Created attachment 130497 [details] gdb backtrace I'm running a gtk3 app inside an Ubuntu docker container that load a page via WebKit and creates a snapshot of it. The problem I have is that in some web pages, the app would terminate with a SIGBUS signal. I've provided an attachment with the apps backtrace. I've eliminated gtk3 and webkit as the offending memory allocation happens inside cairo. I've done some browsing and found out that a pointer arithmetic in src/cairo-image-compositor.c @ _fill_xrgb32_lerp_opaque_spans causes unaligned memory access. Particularly, assignments like: *d = lerp8x4 (r->u.fill.pixel, a, *d); and: uint32_t *d = (uint32_t *)(r->u.fill.data + r->u.fill.stride*yy + spans[0].x*4); in the mentioned function seemed to be problematic as they end up being non-aligned. The interesting thing is that the exact same app doesn't fail on the host system, after running it for a long time. If interested, I can also provide a working test case in a form of a docker image. Software used: - x86-64 Ubuntu 16.04.1 on host - phusion/baseimage as container baseimage - Docker 1.12.3 - updated to Cairo 1.14.8 in container
Stride and data should be aligned. At a rough guess it seems that the data is not aligned. Was that cairo_image_surface_create_for_data perchance?
If you mean how do I get the surface ... I get it from gtk_offscreen_window_get_surface(window).
But I don't know what cairo operations does webkitgtk call. I'm using webkit2gtk-4.0
Why would that be giving you an image surface? Mysteries. Anyway, recompile the lot (cairo/pixmap definitely) with -O0 -g3 and get decent locals so we can see the source of the misalignment.

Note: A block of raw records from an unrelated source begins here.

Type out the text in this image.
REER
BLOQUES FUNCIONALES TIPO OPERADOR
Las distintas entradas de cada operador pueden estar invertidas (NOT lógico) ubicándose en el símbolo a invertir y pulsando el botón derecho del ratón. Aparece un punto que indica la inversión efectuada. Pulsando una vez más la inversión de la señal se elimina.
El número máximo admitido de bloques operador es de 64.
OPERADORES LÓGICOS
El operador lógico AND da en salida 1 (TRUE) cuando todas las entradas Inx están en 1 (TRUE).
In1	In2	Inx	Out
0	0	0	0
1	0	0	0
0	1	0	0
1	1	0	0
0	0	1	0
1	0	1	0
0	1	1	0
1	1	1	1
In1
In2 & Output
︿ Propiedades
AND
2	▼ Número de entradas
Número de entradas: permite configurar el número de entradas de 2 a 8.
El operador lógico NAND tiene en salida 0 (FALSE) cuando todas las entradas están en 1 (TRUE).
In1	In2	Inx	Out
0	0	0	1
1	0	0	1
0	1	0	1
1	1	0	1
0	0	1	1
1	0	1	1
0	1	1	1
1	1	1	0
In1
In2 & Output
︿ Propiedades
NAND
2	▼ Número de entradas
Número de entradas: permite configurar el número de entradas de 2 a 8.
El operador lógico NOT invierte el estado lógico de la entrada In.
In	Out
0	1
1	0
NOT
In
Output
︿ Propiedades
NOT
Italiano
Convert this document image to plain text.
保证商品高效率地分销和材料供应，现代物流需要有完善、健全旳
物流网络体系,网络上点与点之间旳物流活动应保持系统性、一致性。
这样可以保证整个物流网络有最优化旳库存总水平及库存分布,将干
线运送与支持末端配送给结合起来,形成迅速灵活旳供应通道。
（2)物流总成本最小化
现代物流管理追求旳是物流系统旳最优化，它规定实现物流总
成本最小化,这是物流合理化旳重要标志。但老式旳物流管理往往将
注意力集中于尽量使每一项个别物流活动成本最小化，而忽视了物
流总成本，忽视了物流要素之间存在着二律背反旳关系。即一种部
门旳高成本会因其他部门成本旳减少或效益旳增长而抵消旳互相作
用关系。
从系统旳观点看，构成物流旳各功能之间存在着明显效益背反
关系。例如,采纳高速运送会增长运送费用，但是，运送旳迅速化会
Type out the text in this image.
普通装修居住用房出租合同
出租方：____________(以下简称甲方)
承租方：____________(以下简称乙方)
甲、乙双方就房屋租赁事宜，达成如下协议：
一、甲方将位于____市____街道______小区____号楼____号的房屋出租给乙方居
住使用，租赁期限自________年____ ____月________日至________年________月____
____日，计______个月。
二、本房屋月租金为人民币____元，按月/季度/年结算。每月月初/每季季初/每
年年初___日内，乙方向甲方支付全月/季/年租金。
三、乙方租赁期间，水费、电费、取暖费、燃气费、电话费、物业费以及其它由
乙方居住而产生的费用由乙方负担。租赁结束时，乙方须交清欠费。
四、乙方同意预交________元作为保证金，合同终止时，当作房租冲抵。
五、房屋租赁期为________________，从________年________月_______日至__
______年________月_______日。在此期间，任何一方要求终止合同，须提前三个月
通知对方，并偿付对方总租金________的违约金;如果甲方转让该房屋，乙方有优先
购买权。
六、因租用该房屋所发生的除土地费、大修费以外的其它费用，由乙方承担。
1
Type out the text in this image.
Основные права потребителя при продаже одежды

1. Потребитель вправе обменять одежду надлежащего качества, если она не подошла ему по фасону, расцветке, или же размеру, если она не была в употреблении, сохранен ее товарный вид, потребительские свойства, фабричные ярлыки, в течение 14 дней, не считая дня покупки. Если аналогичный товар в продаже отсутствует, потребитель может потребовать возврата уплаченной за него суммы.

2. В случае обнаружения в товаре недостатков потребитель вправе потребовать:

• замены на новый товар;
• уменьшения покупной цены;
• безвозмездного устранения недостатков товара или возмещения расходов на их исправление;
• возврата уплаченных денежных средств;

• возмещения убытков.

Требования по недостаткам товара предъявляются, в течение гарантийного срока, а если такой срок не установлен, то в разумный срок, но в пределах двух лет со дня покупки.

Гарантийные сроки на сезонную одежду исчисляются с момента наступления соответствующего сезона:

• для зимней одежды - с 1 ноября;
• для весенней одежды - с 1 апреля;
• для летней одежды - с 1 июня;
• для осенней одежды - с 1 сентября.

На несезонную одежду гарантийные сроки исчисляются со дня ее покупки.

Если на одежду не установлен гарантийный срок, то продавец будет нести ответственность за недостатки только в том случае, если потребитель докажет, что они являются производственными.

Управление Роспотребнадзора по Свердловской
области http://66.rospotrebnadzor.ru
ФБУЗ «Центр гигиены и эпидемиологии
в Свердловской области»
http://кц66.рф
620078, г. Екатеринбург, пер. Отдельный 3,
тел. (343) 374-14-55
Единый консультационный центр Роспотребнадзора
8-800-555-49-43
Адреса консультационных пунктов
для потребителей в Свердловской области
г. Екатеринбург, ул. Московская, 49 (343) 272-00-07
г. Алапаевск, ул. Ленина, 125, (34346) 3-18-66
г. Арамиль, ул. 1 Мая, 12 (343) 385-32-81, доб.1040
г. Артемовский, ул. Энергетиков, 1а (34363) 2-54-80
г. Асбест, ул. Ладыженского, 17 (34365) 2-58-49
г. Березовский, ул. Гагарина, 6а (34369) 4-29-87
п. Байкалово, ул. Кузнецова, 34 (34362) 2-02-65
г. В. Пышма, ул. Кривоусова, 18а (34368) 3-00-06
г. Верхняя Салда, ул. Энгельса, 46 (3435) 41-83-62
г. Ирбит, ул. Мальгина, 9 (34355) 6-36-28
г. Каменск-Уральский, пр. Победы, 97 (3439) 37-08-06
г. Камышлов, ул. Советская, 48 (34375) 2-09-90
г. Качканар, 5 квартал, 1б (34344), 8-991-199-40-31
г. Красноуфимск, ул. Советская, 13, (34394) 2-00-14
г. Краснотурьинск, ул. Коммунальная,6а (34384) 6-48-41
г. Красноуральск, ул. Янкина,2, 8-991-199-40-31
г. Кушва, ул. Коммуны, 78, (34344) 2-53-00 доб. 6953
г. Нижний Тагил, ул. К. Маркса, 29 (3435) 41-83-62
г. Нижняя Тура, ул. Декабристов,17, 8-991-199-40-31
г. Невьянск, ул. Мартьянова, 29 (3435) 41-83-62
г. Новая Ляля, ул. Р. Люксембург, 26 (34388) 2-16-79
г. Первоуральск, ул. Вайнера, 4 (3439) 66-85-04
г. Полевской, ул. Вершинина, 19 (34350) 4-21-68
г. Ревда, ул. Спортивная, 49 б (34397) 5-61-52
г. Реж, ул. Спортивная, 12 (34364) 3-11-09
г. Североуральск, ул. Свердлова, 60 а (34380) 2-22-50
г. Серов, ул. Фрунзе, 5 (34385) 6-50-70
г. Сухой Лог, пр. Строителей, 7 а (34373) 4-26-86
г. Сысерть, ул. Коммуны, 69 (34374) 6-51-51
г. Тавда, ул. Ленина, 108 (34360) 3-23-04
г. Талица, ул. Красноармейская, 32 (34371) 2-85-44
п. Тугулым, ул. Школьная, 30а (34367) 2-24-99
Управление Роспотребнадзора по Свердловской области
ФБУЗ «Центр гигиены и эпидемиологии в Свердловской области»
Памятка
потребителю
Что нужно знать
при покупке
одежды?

Created attachment 130498 [details] gdb backtrace Here's a more complete GDB backtrace
Created attachment 130527 [details] gdb backtrace Here's another backtrace, showing misalignment when using SSE2... Is it possible that this code doesn't work so well under Docker?
Any known solution for this. I am also seeing this error on my ubuntu docker instance and dont see that on regular ubuntu linux installation with same compiler and build tools.
The problem is in the shared memory device (/dev/shm) that is mounted inside the Docker container. By default, docker mounts it as a 64 MB (correct me if I'm wrong) filesystem, which might be too small for some applications. The solution is to specify --shm-size when running the container and increase the size. Or by sharing the system /dev/shm by adding it as a volume. The crashes vanished after resizing /dev/shm in the container.